"Presse" exklusiv: Kardinal Schönborn musste nach Intervention des Papst-Botschafters Zurbriggen einen Pfarrer zurückpfeifen: Eine Frau hat offenbar ein Hochgebet gesprochen.
Die Wogen um die Vorsitzende der reformorientierten Plattform „Wir sind Kirche“ Martha Heizer, ihre Privatmessen mit wenigen Freunden und die daraus folgernde Exkommunikation sind noch nicht geglättet. Schon wird der nächste Fall bekannt, der beweist, dass eine derartige Praxis auch anderswo vorkommen kann. Diesmal war die Zahl der Beteiligten größer – und vor allem der Ort einer vorgetäuschten Messfeier war nicht ein privates Wohnzimmer – sondern eine katholische Kirche.
Tatort Kottingbrunn, ungefähr 40 Kilometer südlich von Wien im Bezirk Baden. Tatzeit: 2. Juni 2013. Ein Mann und eine Frau ziehen zum Sonntags-Gottesdienst um 9.30 Uhr mit liturgischen Gewändern in die Kirche ein. Pfarrer Walter Reichel, der wegen des Priestermangels eine weitere Pfarre mitbetreuen muss, feiert währenddessen Erstkommunion in Schönau.
Eklat bei Sonntagsgottesdienst
In Kottingbrunn liest ein Laie nicht nur das Evangelium, sondern er predigt auch, wie das in einer „Anzeige“ an Nuntius Erzbischof Peter Stephan Zurbriggen dargestellt wird – was laut geltendem Kirchenrecht einem Laien verboten ist.
Mehr noch: Die Frau spricht danach laut Aktenlage die Worte der Gabenbereitung, das Sanctus, auch ein Hochgebet und simuliert gleichsam eine gesamte Eucharistiefeier. „Skandal“ ruft ein Mitfeiernder, der das Gotteshaus wütend verlässt.

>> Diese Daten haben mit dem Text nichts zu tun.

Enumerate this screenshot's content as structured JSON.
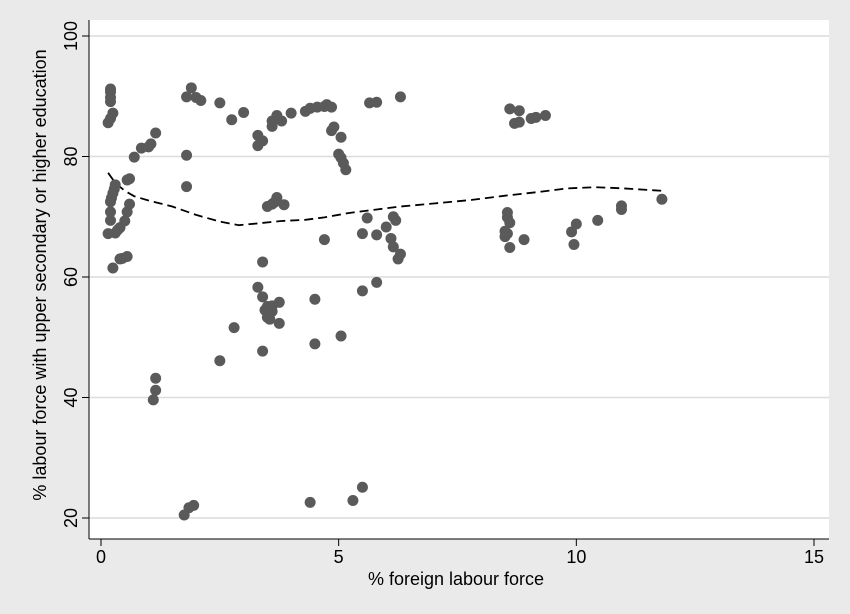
{
  "chart_data": {
    "type": "scatter",
    "title": "",
    "xlabel": "% foreign labour force",
    "ylabel": "% labour force with upper secondary or higher education",
    "xlim": [
      0,
      15
    ],
    "ylim": [
      20,
      100
    ],
    "x_ticks": [
      0,
      5,
      10,
      15
    ],
    "y_ticks": [
      20,
      40,
      60,
      80,
      100
    ],
    "grid": true,
    "legend": "none",
    "colors": {
      "points": "#5a5a5a",
      "fit_line": "#000000",
      "plot_bg": "#ffffff",
      "outer_bg": "#eaeaea",
      "grid": "#dcdcdc"
    },
    "series": [
      {
        "kind": "points",
        "points": [
          [
            0.2,
            91.2
          ],
          [
            0.2,
            90.7
          ],
          [
            0.2,
            89.8
          ],
          [
            0.2,
            89.1
          ],
          [
            0.25,
            87.2
          ],
          [
            0.2,
            86.3
          ],
          [
            0.15,
            85.6
          ],
          [
            0.6,
            76.3
          ],
          [
            0.55,
            76.1
          ],
          [
            0.3,
            75.3
          ],
          [
            0.28,
            74.6
          ],
          [
            0.25,
            73.9
          ],
          [
            0.22,
            73.1
          ],
          [
            0.2,
            72.5
          ],
          [
            0.6,
            72.1
          ],
          [
            0.55,
            70.8
          ],
          [
            0.2,
            70.8
          ],
          [
            0.2,
            69.4
          ],
          [
            0.5,
            69.3
          ],
          [
            0.4,
            68.2
          ],
          [
            0.35,
            67.8
          ],
          [
            0.3,
            67.3
          ],
          [
            0.15,
            67.2
          ],
          [
            0.55,
            63.4
          ],
          [
            0.45,
            63.1
          ],
          [
            0.4,
            63.0
          ],
          [
            0.25,
            61.5
          ],
          [
            0.7,
            79.9
          ],
          [
            0.85,
            81.4
          ],
          [
            1.0,
            81.6
          ],
          [
            1.05,
            82.1
          ],
          [
            1.15,
            83.9
          ],
          [
            1.1,
            39.6
          ],
          [
            1.15,
            41.2
          ],
          [
            1.15,
            43.2
          ],
          [
            1.8,
            89.9
          ],
          [
            1.9,
            91.4
          ],
          [
            2.0,
            89.8
          ],
          [
            2.1,
            89.3
          ],
          [
            2.5,
            88.9
          ],
          [
            2.75,
            86.1
          ],
          [
            3.0,
            87.3
          ],
          [
            1.8,
            80.2
          ],
          [
            1.8,
            75.0
          ],
          [
            1.75,
            20.5
          ],
          [
            1.85,
            21.7
          ],
          [
            1.95,
            22.1
          ],
          [
            2.5,
            46.1
          ],
          [
            2.8,
            51.6
          ],
          [
            3.3,
            83.5
          ],
          [
            3.3,
            81.8
          ],
          [
            3.4,
            82.6
          ],
          [
            3.6,
            85.9
          ],
          [
            3.6,
            85.0
          ],
          [
            3.7,
            86.8
          ],
          [
            3.8,
            85.9
          ],
          [
            4.0,
            87.2
          ],
          [
            4.3,
            87.5
          ],
          [
            4.4,
            88.0
          ],
          [
            4.55,
            88.2
          ],
          [
            4.7,
            88.3
          ],
          [
            4.75,
            88.6
          ],
          [
            4.85,
            88.2
          ],
          [
            4.85,
            84.3
          ],
          [
            4.9,
            84.9
          ],
          [
            5.0,
            80.4
          ],
          [
            5.05,
            79.8
          ],
          [
            5.05,
            83.2
          ],
          [
            5.1,
            78.9
          ],
          [
            5.15,
            77.8
          ],
          [
            5.65,
            88.9
          ],
          [
            5.8,
            89.0
          ],
          [
            6.3,
            89.9
          ],
          [
            3.5,
            71.7
          ],
          [
            3.6,
            72.1
          ],
          [
            3.65,
            72.4
          ],
          [
            3.7,
            73.2
          ],
          [
            3.85,
            72.0
          ],
          [
            3.4,
            62.5
          ],
          [
            3.3,
            58.3
          ],
          [
            3.4,
            56.7
          ],
          [
            3.5,
            55.1
          ],
          [
            3.6,
            55.2
          ],
          [
            3.6,
            54.3
          ],
          [
            3.75,
            55.8
          ],
          [
            3.45,
            54.5
          ],
          [
            3.5,
            53.3
          ],
          [
            3.55,
            53.0
          ],
          [
            3.75,
            52.3
          ],
          [
            3.4,
            47.7
          ],
          [
            4.5,
            56.3
          ],
          [
            4.5,
            48.9
          ],
          [
            4.7,
            66.2
          ],
          [
            5.05,
            50.2
          ],
          [
            5.5,
            67.2
          ],
          [
            5.6,
            69.8
          ],
          [
            5.8,
            67.0
          ],
          [
            6.0,
            68.3
          ],
          [
            6.15,
            70.0
          ],
          [
            6.2,
            69.4
          ],
          [
            6.1,
            66.4
          ],
          [
            6.15,
            65.0
          ],
          [
            6.3,
            63.8
          ],
          [
            6.25,
            63.0
          ],
          [
            5.5,
            57.7
          ],
          [
            5.8,
            59.1
          ],
          [
            4.4,
            22.6
          ],
          [
            5.3,
            22.9
          ],
          [
            5.5,
            25.1
          ],
          [
            8.6,
            87.9
          ],
          [
            8.8,
            87.6
          ],
          [
            8.7,
            85.5
          ],
          [
            8.8,
            85.7
          ],
          [
            9.05,
            86.3
          ],
          [
            9.15,
            86.5
          ],
          [
            9.35,
            86.8
          ],
          [
            8.55,
            70.7
          ],
          [
            8.55,
            69.9
          ],
          [
            8.6,
            69.0
          ],
          [
            8.5,
            67.6
          ],
          [
            8.55,
            67.2
          ],
          [
            8.5,
            66.7
          ],
          [
            8.6,
            64.9
          ],
          [
            8.9,
            66.2
          ],
          [
            9.9,
            67.5
          ],
          [
            10.0,
            68.8
          ],
          [
            9.95,
            65.4
          ],
          [
            10.45,
            69.4
          ],
          [
            10.95,
            71.8
          ],
          [
            10.95,
            71.2
          ],
          [
            11.8,
            72.9
          ]
        ]
      },
      {
        "kind": "fit_line",
        "style": "dashed",
        "points": [
          [
            0.15,
            77.3
          ],
          [
            0.3,
            75.6
          ],
          [
            0.5,
            74.3
          ],
          [
            0.7,
            73.4
          ],
          [
            1.0,
            72.7
          ],
          [
            1.5,
            71.7
          ],
          [
            2.0,
            70.3
          ],
          [
            2.5,
            69.2
          ],
          [
            2.9,
            68.6
          ],
          [
            3.3,
            68.9
          ],
          [
            3.8,
            69.3
          ],
          [
            4.3,
            69.5
          ],
          [
            4.7,
            69.9
          ],
          [
            5.2,
            70.6
          ],
          [
            5.8,
            71.2
          ],
          [
            6.3,
            71.7
          ],
          [
            7.0,
            72.2
          ],
          [
            7.8,
            72.8
          ],
          [
            8.5,
            73.5
          ],
          [
            9.2,
            74.1
          ],
          [
            9.8,
            74.7
          ],
          [
            10.4,
            74.9
          ],
          [
            11.0,
            74.7
          ],
          [
            11.4,
            74.5
          ],
          [
            11.8,
            74.3
          ]
        ]
      }
    ]
  }
}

Pfarrer Reichel erfährt von dem Eklat und schreibt, Böses ahnend, ein Erklärungs-Mail an Kardinal Christoph Schönborn. Doch zu spät. Hochoffiziell ist eine Eingabe an den Vertreter des Papstes in Österreich Erzbischof Zurbriggen schon formuliert und nach Wien-Wieden in die Theresianumgasse geschickt.
Zum Kardinal zitiert
Da Kottingbrunn nicht nur in der Nähe von Wien liegt, sondern auch im Gebiet der Erzdiözese Wien, muss der Nuntius bei Kardinal Schönborn nachfragen. Wochen später wird Schönborn dem Papst-Botschafter gegenüber in einer schriftlichen Stellungnahme festhalten, bei dem Vorfall habe es sich tatsächlich um eine „unerlaubte und irreführende Form des Wortgottesdienstes“ gehandelt. Und, der Kardinal weiter: Bei der Feier sei in „sehr missverständlicher Weise eine Art Hochgebet“ gesprochen worden.

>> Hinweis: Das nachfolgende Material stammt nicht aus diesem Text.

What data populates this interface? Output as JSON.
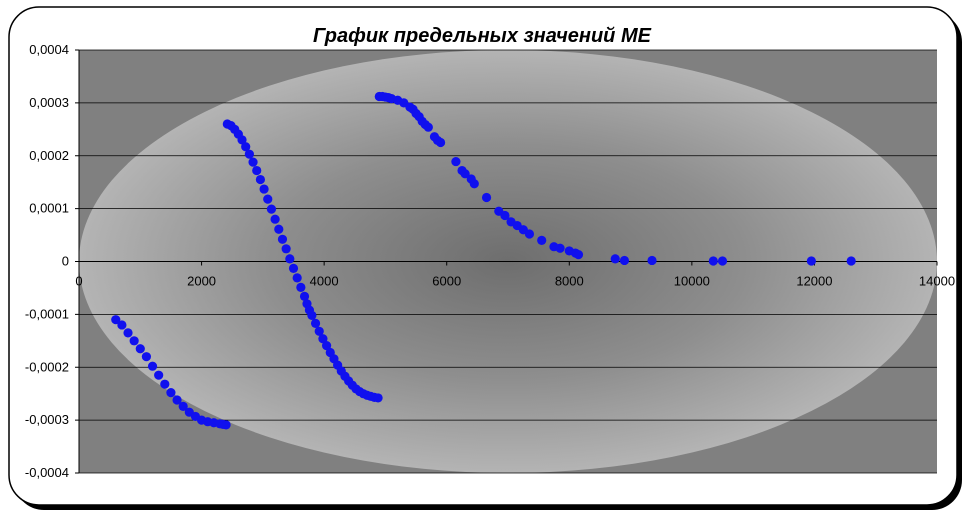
{
  "chart_data": {
    "type": "scatter",
    "title": "График предельных значений МЕ",
    "xlim": [
      0,
      14000
    ],
    "ylim": [
      -0.0004,
      0.0004
    ],
    "x_ticks": [
      0,
      2000,
      4000,
      6000,
      8000,
      10000,
      12000,
      14000
    ],
    "x_tick_labels": [
      "0",
      "2000",
      "4000",
      "6000",
      "8000",
      "10000",
      "12000",
      "14000"
    ],
    "y_ticks": [
      0.0004,
      0.0003,
      0.0002,
      0.0001,
      0,
      -0.0001,
      -0.0002,
      -0.0003,
      -0.0004
    ],
    "y_tick_labels": [
      "0,0004",
      "0,0003",
      "0,0002",
      "0,0001",
      "0",
      "-0,0001",
      "-0,0002",
      "-0,0003",
      "-0,0004"
    ],
    "grid": "horizontal",
    "legend": "none",
    "colors": {
      "marker": "#1010ee",
      "plot_background": "#808080",
      "ellipse_glow": "#b4b4b4",
      "frame_border": "#000000"
    },
    "series": [
      {
        "x": [
          600,
          700,
          800,
          900,
          1000,
          1100,
          1200,
          1300,
          1400,
          1500,
          1600,
          1700,
          1800,
          1900,
          2000,
          2100,
          2200,
          2300,
          2350,
          2400,
          2420,
          2480,
          2540,
          2600,
          2660,
          2720,
          2780,
          2840,
          2900,
          2960,
          3020,
          3080,
          3140,
          3200,
          3260,
          3320,
          3380,
          3440,
          3500,
          3560,
          3620,
          3680,
          3720,
          3760,
          3800,
          3860,
          3920,
          3980,
          4040,
          4100,
          4160,
          4220,
          4280,
          4340,
          4400,
          4460,
          4520,
          4580,
          4640,
          4700,
          4760,
          4820,
          4880,
          4900,
          4950,
          5000,
          5050,
          5100,
          5200,
          5300,
          5400,
          5450,
          5500,
          5550,
          5600,
          5650,
          5700,
          5800,
          5850,
          5900,
          6150,
          6250,
          6300,
          6400,
          6450,
          6650,
          6850,
          6950,
          7050,
          7150,
          7250,
          7350,
          7550,
          7750,
          7850,
          8000,
          8100,
          8150,
          8750,
          8900,
          9350,
          10350,
          10500,
          11950,
          12600
        ],
        "y": [
          -0.00011,
          -0.00012,
          -0.000135,
          -0.00015,
          -0.000165,
          -0.00018,
          -0.000198,
          -0.000215,
          -0.000232,
          -0.000248,
          -0.000262,
          -0.000274,
          -0.000285,
          -0.000293,
          -0.0003,
          -0.000303,
          -0.000305,
          -0.000307,
          -0.000308,
          -0.000309,
          0.00026,
          0.000257,
          0.00025,
          0.000241,
          0.00023,
          0.000217,
          0.000203,
          0.000188,
          0.000172,
          0.000155,
          0.000137,
          0.000118,
          9.9e-05,
          8e-05,
          6.1e-05,
          4.2e-05,
          2.4e-05,
          5e-06,
          -1.3e-05,
          -3.1e-05,
          -4.9e-05,
          -6.6e-05,
          -8e-05,
          -9.2e-05,
          -0.000102,
          -0.000117,
          -0.000132,
          -0.000146,
          -0.000159,
          -0.000172,
          -0.000184,
          -0.000196,
          -0.000207,
          -0.000217,
          -0.000226,
          -0.000234,
          -0.000241,
          -0.000246,
          -0.00025,
          -0.000253,
          -0.000255,
          -0.000257,
          -0.000258,
          0.000312,
          0.000312,
          0.000311,
          0.00031,
          0.000308,
          0.000305,
          0.0003,
          0.000292,
          0.000288,
          0.00028,
          0.000274,
          0.000265,
          0.000259,
          0.000254,
          0.000236,
          0.000229,
          0.000225,
          0.000189,
          0.000172,
          0.000166,
          0.000156,
          0.000147,
          0.000121,
          9.5e-05,
          8.7e-05,
          7.5e-05,
          6.8e-05,
          6e-05,
          5.2e-05,
          4e-05,
          2.8e-05,
          2.5e-05,
          2e-05,
          1.6e-05,
          1.3e-05,
          5e-06,
          2e-06,
          2e-06,
          1e-06,
          1e-06,
          1e-06,
          1e-06
        ]
      }
    ]
  }
}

Pfarrer Reichel wurde in das Erzbischöfliche Palais zitiert und vom Kardinal gemaßregelt. Reichel blieb am Dienstag im Gespräch mit der „Presse“ bei seiner Version des denkwürdigen Sonntags: „Das war ein Wortgottesdienst mit Kommunionfeier. Es sind eindeutig keine Wandlungsworte gesprochen worden.“
Heizer stellt Vertrauensfrage
Und wie geht es mit Martha Heizer weiter? Sie will weiter Chefin der reformorientierten Gruppierung bleiben, wie sie im Gespräch mit der „Presse" sagt. Und sie kündigt an, im Vorstand die Vertrauensfrage zu stellen. Die nächste Sitzung des 13-köpfigen Gremiums findet am Dienstag nach Pfingsten in Salzburg statt.

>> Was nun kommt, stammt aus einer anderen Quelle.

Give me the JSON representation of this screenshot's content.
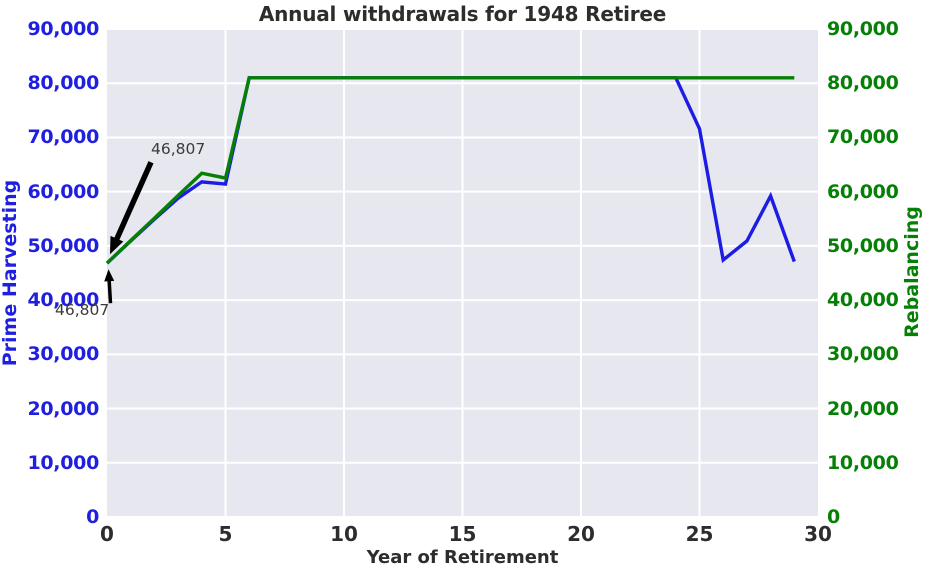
{
  "chart_data": {
    "type": "line",
    "title": "Annual withdrawals for 1948 Retiree",
    "xlabel": "Year of Retirement",
    "ylabel_left": "Prime Harvesting",
    "ylabel_right": "Rebalancing",
    "xlim": [
      0,
      30
    ],
    "ylim": [
      0,
      90000
    ],
    "grid": true,
    "legend": false,
    "x_tick_labels": [
      "0",
      "5",
      "10",
      "15",
      "20",
      "25",
      "30"
    ],
    "y_tick_labels": [
      "0",
      "10,000",
      "20,000",
      "30,000",
      "40,000",
      "50,000",
      "60,000",
      "70,000",
      "80,000",
      "90,000"
    ],
    "x": [
      0,
      1,
      2,
      3,
      4,
      5,
      6,
      7,
      8,
      9,
      10,
      11,
      12,
      13,
      14,
      15,
      16,
      17,
      18,
      19,
      20,
      21,
      22,
      23,
      24,
      25,
      26,
      27,
      28,
      29
    ],
    "series": [
      {
        "name": "Prime Harvesting",
        "axis": "left",
        "color": "#1c1ce2",
        "values": [
          46807,
          50900,
          54900,
          58800,
          61800,
          61400,
          81000,
          81000,
          81000,
          81000,
          81000,
          81000,
          81000,
          81000,
          81000,
          81000,
          81000,
          81000,
          81000,
          81000,
          81000,
          81000,
          81000,
          81000,
          81000,
          71600,
          47400,
          50900,
          59200,
          47100
        ]
      },
      {
        "name": "Rebalancing",
        "axis": "right",
        "color": "#067f06",
        "values": [
          46807,
          51000,
          55100,
          59300,
          63400,
          62500,
          81000,
          81000,
          81000,
          81000,
          81000,
          81000,
          81000,
          81000,
          81000,
          81000,
          81000,
          81000,
          81000,
          81000,
          81000,
          81000,
          81000,
          81000,
          81000,
          81000,
          81000,
          81000,
          81000,
          81000
        ]
      }
    ],
    "annotations": [
      {
        "text": "46,807",
        "target_year": 0,
        "value": 46807,
        "position": "above"
      },
      {
        "text": "46,807",
        "target_year": 0,
        "value": 46807,
        "position": "below"
      }
    ],
    "colors": {
      "plot_bg": "#e7e7f0",
      "grid": "#ffffff",
      "title": "#2d2d2d",
      "x_axis_text": "#2d2d2d",
      "left_axis_text": "#1f1fe0",
      "right_axis_text": "#067f06",
      "annotation_text": "#3a3a3a",
      "arrow": "#000000"
    }
  }
}
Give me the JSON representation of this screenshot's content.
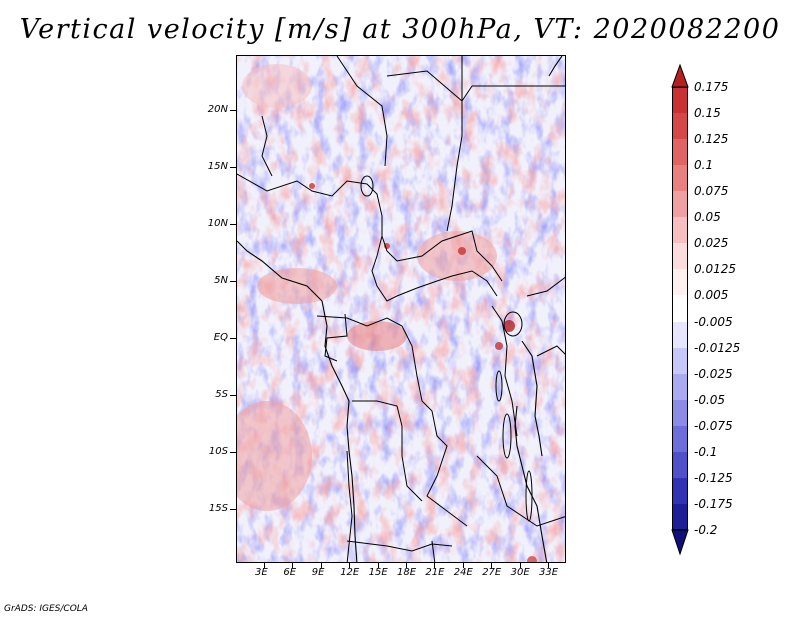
{
  "title": "Vertical velocity [m/s] at 300hPa, VT: 2020082200",
  "map": {
    "lat_labels": [
      "20N",
      "15N",
      "10N",
      "5N",
      "EQ",
      "5S",
      "10S",
      "15S"
    ],
    "lon_labels": [
      "3E",
      "6E",
      "9E",
      "12E",
      "15E",
      "18E",
      "21E",
      "24E",
      "27E",
      "30E",
      "33E"
    ]
  },
  "colorbar": {
    "labels": [
      "0.175",
      "0.15",
      "0.125",
      "0.1",
      "0.075",
      "0.05",
      "0.025",
      "0.0125",
      "0.005",
      "-0.005",
      "-0.0125",
      "-0.025",
      "-0.05",
      "-0.075",
      "-0.1",
      "-0.125",
      "-0.175",
      "-0.2"
    ],
    "colors": [
      "#b41f1f",
      "#c83232",
      "#d54848",
      "#e06464",
      "#e98080",
      "#f0a0a0",
      "#f6c0c0",
      "#fbdcdc",
      "#fff0f0",
      "#ffffff",
      "#e6e6ff",
      "#c8c8f8",
      "#aaaaf0",
      "#8c8ce6",
      "#6e6ed8",
      "#5050c8",
      "#3232b4",
      "#1e1e96",
      "#0f0f78"
    ]
  },
  "footer": "GrADS: IGES/COLA"
}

Heizer zur Forderung ihres unmittelbaren Vorgängers Hans Peter Hurka, sich nach der Exkommunikation von der Spitze zurückzuziehen: "Ich finde es nicht klug und bin auch nicht begeistert. Aber es ist sein gutes Recht. Ich bin vom Vorstand gewählt, und der wird entscheiden. Ich rechne aber mit dem Vertrauen des Vorstandes."